Teachers at Belfast school on strike over 'working culture'

By Robbie Meredith
BBC News NI Education Correspondent

Teachers on strike outside St Patrick's Primary School in north Belfast
Image caption,
Teachers on strike outside St Patrick's Primary School in north Belfast

Teachers at a north Belfast primary school are on strike over "the culture" in which they are expected to work.

Members of the NASUWT union at St Patrick's PS, in Pim Street, have begun the first of six separate days of industrial action.

The principal told BBC News NI the majority of teaching staff remained at work in the school on Tuesday.

The chairman of the board of governors called on the union to suspend the strike and re-enter talks.

As many as nine teachers - a third of the teaching staff - were expected to join the strike action.

Principal Margaret Neeson said: "We remain focused on ensuring the education and wellbeing of our pupils."

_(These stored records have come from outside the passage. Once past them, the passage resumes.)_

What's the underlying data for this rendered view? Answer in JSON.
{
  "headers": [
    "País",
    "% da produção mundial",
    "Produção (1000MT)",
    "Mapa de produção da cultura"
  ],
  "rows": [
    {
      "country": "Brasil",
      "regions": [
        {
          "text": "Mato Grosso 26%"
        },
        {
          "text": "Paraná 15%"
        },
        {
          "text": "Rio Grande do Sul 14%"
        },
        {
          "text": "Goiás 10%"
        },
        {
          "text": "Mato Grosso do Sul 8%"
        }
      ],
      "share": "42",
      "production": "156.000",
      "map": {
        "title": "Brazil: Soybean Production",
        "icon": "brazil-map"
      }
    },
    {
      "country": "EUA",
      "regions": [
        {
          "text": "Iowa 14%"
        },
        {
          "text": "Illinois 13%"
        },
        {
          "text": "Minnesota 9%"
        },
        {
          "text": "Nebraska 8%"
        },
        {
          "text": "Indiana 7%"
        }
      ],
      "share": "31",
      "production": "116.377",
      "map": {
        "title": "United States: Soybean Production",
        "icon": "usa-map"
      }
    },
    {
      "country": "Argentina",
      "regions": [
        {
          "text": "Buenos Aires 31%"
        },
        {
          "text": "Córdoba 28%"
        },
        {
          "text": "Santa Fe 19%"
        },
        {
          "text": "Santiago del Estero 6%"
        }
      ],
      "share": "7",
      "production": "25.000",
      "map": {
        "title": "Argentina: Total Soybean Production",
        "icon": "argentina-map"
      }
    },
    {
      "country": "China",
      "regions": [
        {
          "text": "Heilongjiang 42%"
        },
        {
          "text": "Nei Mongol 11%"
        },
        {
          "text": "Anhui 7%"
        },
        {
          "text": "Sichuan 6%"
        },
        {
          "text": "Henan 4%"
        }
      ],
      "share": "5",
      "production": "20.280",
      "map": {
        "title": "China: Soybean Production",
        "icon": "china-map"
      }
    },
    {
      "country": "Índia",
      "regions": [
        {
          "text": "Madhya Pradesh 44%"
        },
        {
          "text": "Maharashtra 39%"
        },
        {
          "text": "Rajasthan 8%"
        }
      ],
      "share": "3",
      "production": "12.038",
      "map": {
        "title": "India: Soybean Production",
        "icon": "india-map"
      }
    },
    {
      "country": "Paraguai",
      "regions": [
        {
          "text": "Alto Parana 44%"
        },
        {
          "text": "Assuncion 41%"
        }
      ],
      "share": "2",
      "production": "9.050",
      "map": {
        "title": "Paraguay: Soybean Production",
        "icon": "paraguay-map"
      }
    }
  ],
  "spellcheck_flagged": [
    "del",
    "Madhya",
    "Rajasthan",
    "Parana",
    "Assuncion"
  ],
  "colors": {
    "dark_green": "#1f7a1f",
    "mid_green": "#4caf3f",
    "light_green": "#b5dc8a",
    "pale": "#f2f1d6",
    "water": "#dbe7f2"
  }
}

'Proportionate or warranted'

In a letter to parents, chairman of the school's board of governors Tony Fahy said he was "deeply disappointed".

The Council for Catholic Maintained Schools (CCMS), the management body for the school, said the strike would affect pupils.

"CCMS fully appreciates the right of teachers to take industrial action," a spokesperson said.

"However, we do not believe that in this instance such action is either proportionate or warranted."

Image caption,
NASUWT general secretary, Chris Keates, said teachers had been left with no choice

But NASUWT general secretary Chris Keates said the teachers had been left with "no choice".

"They feel they cannot continue to accept a working environment where the management practices are undermining their well being and ability to do their best for their pupils," she said.

"The NASUWT has attempted at every stage to work with the employer to resolve the issues, however members have been left with no option other than to take strike action."

Image source, Google Maps
Image caption,
The school is based at Pim Street in north Belfast

Her claims were echoed by the NASUWT national executive member for Northern Ireland, Susan Parlour.

"Teachers, like all workers, have a right to be treated with dignity and fairness at work, but currently members at St Patrick's do not feel respected and valued, and their health and welfare appear to count for little," she said.

There are about 25 teachers in the school, and in his letter to parents Mr Fahy said that it would remain open.

"It is our firm belief that genuine issues of concern, including those held by the management of the school, can and should be dealt with through open and honest dialogue," he said.

"In the first instance through use of the agreed procedures that are already in place for school leaders and teachers but which have not yet been used."

Further strike action by NASUWT members at the school is planned for 20, 22, 27, 28 and 29 November.